The Food and Drug Administration called on pharmaceutical companies to apply for licenses to market 500-milligram pills of Prussian blue, or ferric hexacyanoferrate(II), saying it "has been shown to be safe and effective in treating people exposed to radioactive elements such as cesium-137."
Health and Human Services Secretary Tommy Thompson said the action was part of an effort to boost production of drugs that could be used in the event of another terrorist attack, especially one involving radioactive materials.
The FDA said Prussian blue, which binds with radioactive particles and expels them from the body, would be the first therapy available to decrease radiation exposure. The main side effects were constipation and stomach upset.
It said the drug could be used to treat patients with known or suspected internal contamination with radioactive thallium, non-radioactive thallium, or radioactive cesium.
FDA said cesium-137, found in the fallout from the detonation of nuclear weapons and in the waste from nuclear power plants, was of particular concern because it could potentially be use to build a dirty bomb. Exposure to cesium can cause serious illness and possibly cancer.
TREATMENT IN BRAZIL
An agency spokeswoman said Prussian blue is produced in the United States, but not under pharmaceutical standards. She said it has been used experimentally since the 1960s as an orally ingested drug to increase fecal excretion of cesium and thallium without it being absorbed through the intestines.
There are no other FDA-approved treatments for contamination with thallium or radioactive cesium, FDA said.
Prussian blue was used to treat 250 people in Brazil in 1987 after they were contaminated with cesium-137 abandoned after use in a cancer clinic, helping expel the radioactive materials more quickly.

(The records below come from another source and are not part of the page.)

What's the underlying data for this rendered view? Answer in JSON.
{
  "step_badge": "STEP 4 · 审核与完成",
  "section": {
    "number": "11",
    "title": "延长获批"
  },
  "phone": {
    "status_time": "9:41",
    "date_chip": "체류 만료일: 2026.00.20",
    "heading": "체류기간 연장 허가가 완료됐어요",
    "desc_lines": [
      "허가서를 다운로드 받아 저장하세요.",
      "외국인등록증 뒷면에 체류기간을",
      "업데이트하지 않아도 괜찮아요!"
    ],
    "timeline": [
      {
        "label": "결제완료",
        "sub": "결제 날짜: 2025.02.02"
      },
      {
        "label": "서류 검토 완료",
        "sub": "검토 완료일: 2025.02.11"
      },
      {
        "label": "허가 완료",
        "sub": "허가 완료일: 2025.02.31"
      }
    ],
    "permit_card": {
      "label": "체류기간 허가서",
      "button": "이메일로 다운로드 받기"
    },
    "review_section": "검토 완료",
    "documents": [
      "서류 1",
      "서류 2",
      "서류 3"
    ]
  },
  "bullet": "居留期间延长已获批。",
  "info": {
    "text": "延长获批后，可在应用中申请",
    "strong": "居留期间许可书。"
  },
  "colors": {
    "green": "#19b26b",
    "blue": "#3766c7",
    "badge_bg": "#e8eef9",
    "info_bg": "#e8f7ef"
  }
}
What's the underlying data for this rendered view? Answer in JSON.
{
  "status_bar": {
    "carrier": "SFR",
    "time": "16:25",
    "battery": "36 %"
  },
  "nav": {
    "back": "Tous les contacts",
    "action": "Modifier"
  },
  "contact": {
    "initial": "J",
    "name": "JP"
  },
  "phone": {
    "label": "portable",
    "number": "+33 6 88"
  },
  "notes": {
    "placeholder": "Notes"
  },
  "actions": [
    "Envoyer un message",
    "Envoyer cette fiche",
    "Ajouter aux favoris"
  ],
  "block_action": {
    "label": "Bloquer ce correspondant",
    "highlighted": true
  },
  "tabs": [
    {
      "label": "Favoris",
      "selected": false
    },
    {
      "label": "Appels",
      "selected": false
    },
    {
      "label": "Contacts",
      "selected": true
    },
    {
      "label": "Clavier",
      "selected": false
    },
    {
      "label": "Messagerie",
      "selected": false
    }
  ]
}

U.S. authorities are holding Jose Padilla, a U.S. citizen who was captured in May and is accused of plotting with al Qaeda to detonate such a device.
A so-called "dirty bomb" involves exploding a conventional bomb wrapped in radioactive material that can kill victims in the immediate area and spread highly toxic material to humans, causing mass death and injury.
Prussian blue was first synthesized in 1704 and has been used as an industrial and artist's pigment since 1724.